Scaling Data Science Solutions with Semantics and Machine Learning:
Bosch Case
- URL: http://arxiv.org/abs/2308.01094v1
- Date: Wed, 2 Aug 2023 11:58:30 GMT
- Title: Scaling Data Science Solutions with Semantics and Machine Learning:
Bosch Case
- Authors: Baifan Zhou, Nikolay Nikolov, Zhuoxun Zheng, Xianghui Luo, Ognjen
Savkovic, Dumitru Roman, Ahmet Soylu, Evgeny Kharlamov
- Abstract summary: SemCloud is a semantics-enhanced cloud system with semantic technologies and machine learning.
The system has been evaluated in industrial use case with millions of data, thousands of repeated runs, and domain users, showing promising results.
- Score: 8.445414390004636
- License: http://creativecommons.org/licenses/by/4.0/
- Abstract: Industry 4.0 and Internet of Things (IoT) technologies unlock unprecedented
amount of data from factory production, posing big data challenges in volume
and variety. In that context, distributed computing solutions such as cloud
systems are leveraged to parallelise the data processing and reduce computation
time. As the cloud systems become increasingly popular, there is increased
demand that more users that were originally not cloud experts (such as data
scientists, domain experts) deploy their solutions on the cloud systems.
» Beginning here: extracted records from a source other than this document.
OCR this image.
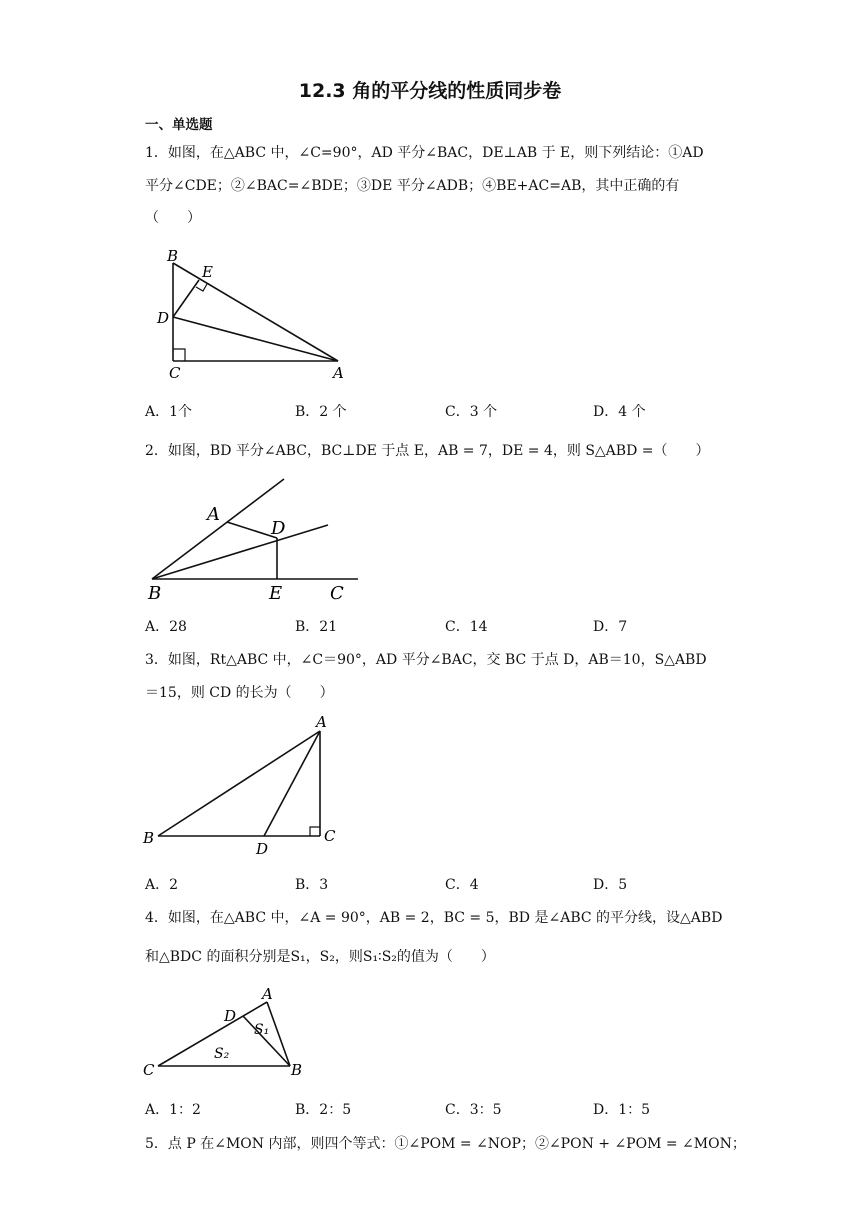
12.3 角的平分线的性质同步卷
一、单选题
1．如图，在△ABC 中，∠C=90°，AD 平分∠BAC，DE⊥AB 于 E，则下列结论：①AD
平分∠CDE；②∠BAC=∠BDE；③DE 平分∠ADB；④BE+AC=AB，其中正确的有
（　　）
B
E
D
C	A
A．1个	B．2 个	C．3 个	D．4 个
2．如图，BD 平分∠ABC，BC⊥DE 于点 E，AB = 7，DE = 4，则 S△ABD =（　　）
A
D
B	E	C
A．28	B．21	C．14	D．7
3．如图，Rt△ABC 中，∠C＝90°，AD 平分∠BAC，交 BC 于点 D，AB＝10，S△ABD
＝15，则 CD 的长为（　　）
A
B
D
C
A．2	B．3	C．4	D．5
4．如图，在△ABC 中，∠A = 90°，AB = 2，BC = 5，BD 是∠ABC 的平分线，设△ABD
和△BDC 的面积分别是S₁，S₂，则S₁∶S₂的值为（　　）
A
D
S₁
S₂
C	B
A．1：2	B．2：5	C．3：5	D．1：5
5．点 P 在∠MON 内部，则四个等式：①∠POM = ∠NOP；②∠PON + ∠POM = ∠MON；
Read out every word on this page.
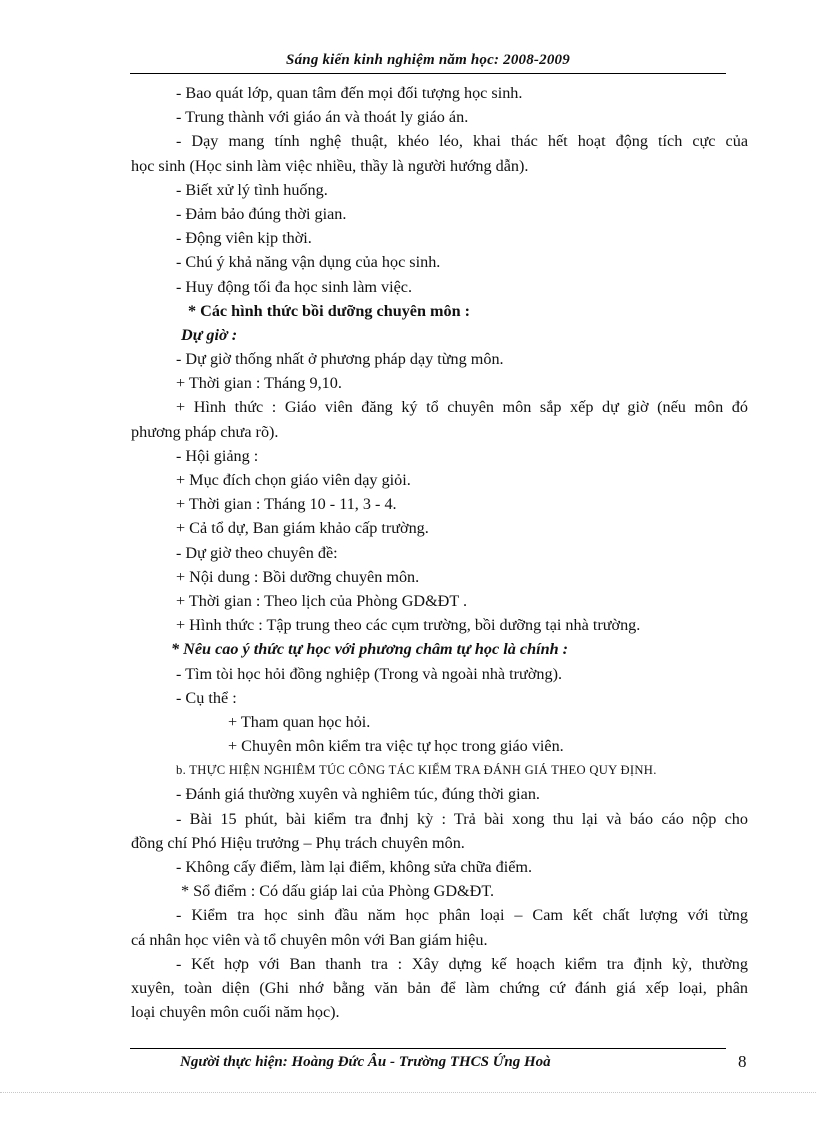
Sáng kiến kinh nghiệm năm học: 2008-2009
- Bao quát lớp, quan tâm đến mọi đối tượng học sinh.
- Trung thành với giáo án và thoát ly giáo án.
- Dạy mang tính nghệ thuật, khéo léo, khai thác hết hoạt động tích cực của
học sinh (Học sinh làm việc nhiều, thầy là người hướng dẫn).
- Biết xử lý tình huống.
- Đảm bảo đúng thời gian.
- Động viên kịp thời.
- Chú ý khả năng vận dụng của học sinh.
- Huy động tối đa học sinh làm việc.
* Các hình thức bồi dưỡng chuyên môn :
Dự giờ :
- Dự giờ thống nhất ở phương pháp dạy từng môn.
+ Thời gian : Tháng 9,10.
+ Hình thức : Giáo viên đăng ký tổ chuyên môn sắp xếp dự giờ (nếu môn đó
phương pháp chưa rõ).
- Hội giảng :
+ Mục đích chọn giáo viên dạy giỏi.
+ Thời gian : Tháng 10 - 11, 3 - 4.
+ Cả tổ dự, Ban giám khảo cấp trường.
- Dự giờ theo chuyên đề:
+ Nội dung : Bồi dưỡng chuyên môn.
+ Thời gian : Theo lịch của Phòng GD&ĐT .
+ Hình thức : Tập trung theo các cụm trường, bồi dưỡng tại nhà trường.
* Nêu cao ý thức tự học với phương châm tự học là chính :
- Tìm tòi học hỏi đồng nghiệp (Trong và ngoài nhà trường).
- Cụ thể :
+ Tham quan học hỏi.
+ Chuyên môn kiểm tra việc tự học trong giáo viên.
b. THỰC HIỆN NGHIÊM TÚC CÔNG TÁC KIỂM TRA ĐÁNH GIÁ THEO QUY ĐỊNH.
- Đánh giá thường xuyên và nghiêm túc, đúng thời gian.
- Bài 15 phút, bài kiểm tra đnhj kỳ : Trả bài xong thu lại và báo cáo nộp cho
đồng chí Phó Hiệu trưởng – Phụ trách chuyên môn.
- Không cấy điểm, làm lại điểm, không sửa chữa điểm.
* Sổ điểm : Có dấu giáp lai của Phòng GD&ĐT.
- Kiểm tra học sinh đầu năm học phân loại – Cam kết chất lượng với từng
cá nhân học viên và tổ chuyên môn với Ban giám hiệu.
- Kết hợp với Ban thanh tra : Xây dựng kế hoạch kiểm tra định kỳ, thường
xuyên, toàn diện (Ghi nhớ bằng văn bản để làm chứng cứ đánh giá xếp loại, phân
loại chuyên môn cuối năm học).
Người thực hiện: Hoàng Đức Âu - Trường THCS Ứng Hoà	8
However, it is non-trivial to address both the high demand for cloud system
users and the excessive time required to train them. To this end, we propose
SemCloud, a semantics-enhanced cloud system, that couples cloud system with
semantic technologies and machine learning. SemCloud relies on domain
ontologies and mappings for data integration, and parallelises the semantic
data integration and data analysis on distributed computing nodes. Furthermore,
SemCloud adopts adaptive Datalog rules and machine learning for automated
resource configuration, allowing non-cloud experts to use the cloud system. The
system has been evaluated in industrial use case with millions of data,
thousands of repeated runs, and domain users, showing promising results.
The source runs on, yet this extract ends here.